ECLI:NL:HR:2011:BU3786

Hoge Raad

Datum uitspraak
2 december 2011
Publicatiedatum
5 april 2013
Zaaknummer
10/04576
Instantie
Hoge Raad
Type
Uitspraak
Rechtsgebied
Civiel recht
Procedures
  • Cassatie
Rechters
Vindplaatsen
  • Rechtspraak.nl
AI samenvatting door LexboostAutomatisch gegenereerd

Verzoek tot opleggen tijdelijk contactverbod in het kader van omgangsregeling

In deze zaak heeft de Hoge Raad op 2 december 2011 uitspraak gedaan in een cassatieprocedure die voortvloeide uit een verzoek tot het opleggen van een tijdelijk contactverbod, zoals bedoeld in artikel 1:253a lid 2, onder a, van het Burgerlijk Wetboek. De zaak betreft een geschil tussen de vader en de moeder over de omgangsregeling met betrekking tot hun kind. De vader, vertegenwoordigd door advocaat mr. Z.B. Gyömörei, heeft cassatie ingesteld tegen eerdere beschikkingen van het gerechtshof te 's-Gravenhage, die op hun beurt de beschikking van de rechtbank te 's-Gravenhage bevestigden. De moeder, bijgestaan door advocaat mr. J. van Duijvendijk-Brand, heeft verzocht het cassatieberoep van de vader te verwerpen.

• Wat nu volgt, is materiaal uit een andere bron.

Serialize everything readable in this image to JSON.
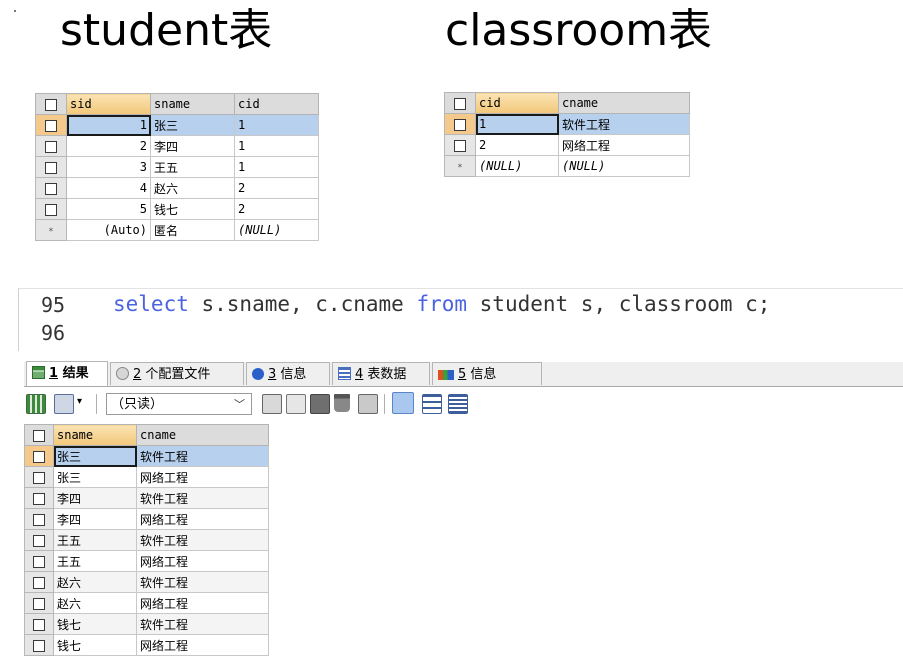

De Hoge Raad verwijst in zijn uitspraak naar de relevante feiten en eerdere beslissingen in de zaak, waaronder de beschikking van de rechtbank van 19 oktober 2007 en de beschikkingen van het hof van 25 februari 2009 en 21 juli 2010. De Hoge Raad oordeelt dat de klachten die door de vader in het cassatiemiddel zijn aangevoerd, niet tot cassatie kunnen leiden. Dit oordeel is gebaseerd op artikel 81 van de Wet op de Rechterlijke Organisatie, dat bepaalt dat geen nadere motivering vereist is wanneer de klachten niet nopen tot beantwoording van rechtsvragen die van belang zijn voor de rechtseenheid of de rechtsontwikkeling.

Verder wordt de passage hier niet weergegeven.